The bowhead whale (Balaena mysticetus) is a species of baleen whale belonging to the family Balaenidae and the only living representative of the genus Balaena. It is the only baleen whale endemic to the Arctic and subarctic waters. Bowheads are named after their characteristic massive triangular skull, which is used to break through Arctic ice. Other common names of the species are the Greenland right whale or Arctic whale. American whalemen called them the steeple-top, polar whale, or Russia or Russian whale.
Bowheads have the largest mouth of any animal representing almost one-third of the length of the body, the longest baleen plates with a maximum length of 4 m (13.1 ft) and may be the longest-lived mammals, with the ability to reach an age of more than 200 years.
The bowhead was an early whaling target. The population was severely reduced before a 1966 moratorium was passed to protect the species. Of the five stocks of bowhead populations, three are listed as “endangered”, one as “vulnerable”, and one as “lower risk, conservation dependent” according to the IUCN Red List. The global population is assessed as of least concern.
Bowhead whale description
The bowhead whale has a large, robust, dark-coloured body and a white chin/lower jaw. It has a massive triangular skull, which it uses to break through the Arctic ice to breathe. Inuit hunters have reported bowheads surfacing through 60 cm (24 in) of ice.

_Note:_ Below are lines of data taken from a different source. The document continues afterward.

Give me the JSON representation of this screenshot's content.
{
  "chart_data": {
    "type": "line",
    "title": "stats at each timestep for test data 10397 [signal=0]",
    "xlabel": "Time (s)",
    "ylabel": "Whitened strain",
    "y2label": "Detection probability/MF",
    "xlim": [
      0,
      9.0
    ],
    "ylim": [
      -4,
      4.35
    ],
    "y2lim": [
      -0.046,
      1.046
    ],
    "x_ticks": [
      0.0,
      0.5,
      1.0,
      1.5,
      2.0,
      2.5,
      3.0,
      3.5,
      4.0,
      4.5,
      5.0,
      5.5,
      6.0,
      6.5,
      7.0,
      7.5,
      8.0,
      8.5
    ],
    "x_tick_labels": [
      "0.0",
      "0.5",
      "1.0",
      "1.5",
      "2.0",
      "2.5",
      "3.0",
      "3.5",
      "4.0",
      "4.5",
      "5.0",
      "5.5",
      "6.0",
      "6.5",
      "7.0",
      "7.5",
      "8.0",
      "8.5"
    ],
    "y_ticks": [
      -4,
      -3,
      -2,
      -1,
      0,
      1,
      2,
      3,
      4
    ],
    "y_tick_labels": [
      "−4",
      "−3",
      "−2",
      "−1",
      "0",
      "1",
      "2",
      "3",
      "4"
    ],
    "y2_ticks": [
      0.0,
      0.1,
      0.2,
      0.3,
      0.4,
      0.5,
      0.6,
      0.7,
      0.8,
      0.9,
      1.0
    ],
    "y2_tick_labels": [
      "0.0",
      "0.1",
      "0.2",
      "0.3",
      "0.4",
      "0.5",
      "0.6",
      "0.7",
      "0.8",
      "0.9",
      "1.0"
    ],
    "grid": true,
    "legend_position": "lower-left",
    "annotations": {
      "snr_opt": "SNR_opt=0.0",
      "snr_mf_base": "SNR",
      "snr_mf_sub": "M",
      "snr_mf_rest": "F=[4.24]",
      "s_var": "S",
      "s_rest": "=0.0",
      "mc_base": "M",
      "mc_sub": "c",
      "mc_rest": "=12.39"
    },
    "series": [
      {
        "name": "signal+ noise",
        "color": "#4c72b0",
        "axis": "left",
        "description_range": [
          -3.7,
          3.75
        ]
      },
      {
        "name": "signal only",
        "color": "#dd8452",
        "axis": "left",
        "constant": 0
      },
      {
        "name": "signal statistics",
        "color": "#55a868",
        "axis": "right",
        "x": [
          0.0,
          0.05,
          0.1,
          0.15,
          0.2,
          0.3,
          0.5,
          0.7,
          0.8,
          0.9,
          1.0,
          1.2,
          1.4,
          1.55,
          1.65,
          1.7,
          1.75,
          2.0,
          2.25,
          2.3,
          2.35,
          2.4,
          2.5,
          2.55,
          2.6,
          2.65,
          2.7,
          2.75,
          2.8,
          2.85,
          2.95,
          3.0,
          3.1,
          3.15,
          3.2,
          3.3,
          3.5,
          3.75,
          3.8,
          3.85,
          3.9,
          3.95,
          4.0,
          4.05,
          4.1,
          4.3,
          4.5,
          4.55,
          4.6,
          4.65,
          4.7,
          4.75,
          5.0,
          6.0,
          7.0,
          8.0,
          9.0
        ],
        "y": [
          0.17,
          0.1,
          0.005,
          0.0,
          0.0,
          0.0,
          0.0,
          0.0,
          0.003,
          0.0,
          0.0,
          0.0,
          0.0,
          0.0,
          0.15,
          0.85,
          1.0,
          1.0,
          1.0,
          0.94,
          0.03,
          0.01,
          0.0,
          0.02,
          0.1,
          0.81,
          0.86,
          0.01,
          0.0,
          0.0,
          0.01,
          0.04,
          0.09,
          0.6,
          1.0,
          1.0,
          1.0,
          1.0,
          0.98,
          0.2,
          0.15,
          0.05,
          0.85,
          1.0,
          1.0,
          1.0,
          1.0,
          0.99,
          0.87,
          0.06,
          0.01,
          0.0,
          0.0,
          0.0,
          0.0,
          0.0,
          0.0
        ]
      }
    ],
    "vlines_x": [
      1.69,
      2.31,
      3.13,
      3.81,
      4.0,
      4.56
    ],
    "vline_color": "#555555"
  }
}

It also possesses a strongly bowed lower jaw and a narrow upper jaw. Its baleen is the longest of that of any whale, at 3 m (9.8 ft), and is used to strain tiny prey from the water. The bowhead whale has paired blowholes, at the highest point of the head, which can spout a blow 6.1 m (20 ft) high. The whale’s blubber is the thickest of that of any animal, with a maximum of 43–50 cm (17–20 in). Unlike most cetaceans, the bowhead does not have a dorsal fin – an adaptation for spending much time under sea-surface ice.
Bowhead whales are comparable in size to the three species of right whales. According to whaling captain William Scoresby Jr., the longest bowhead he measured was 17.7 m (58 ft) long, while the longest measurement he had ever heard of was of a 20.4 m (67 ft) whale caught at Godhavn, Greenland, in early 1813. He also spoke of one, caught near Spitsbergen around 1800, that was allegedly nearly 21.3 m (70 ft) long.
In 1850, an American vessel claimed to have caught a 24.54 m (80.5 ft) individual in the Western Arctic. Whether these lengths were actually measured is questionable. The longest reliably measured were a male of 16.2 m (53 ft) and a female of 18 m (59 ft), both landed in Alaska. On average, female bowheads are larger than males.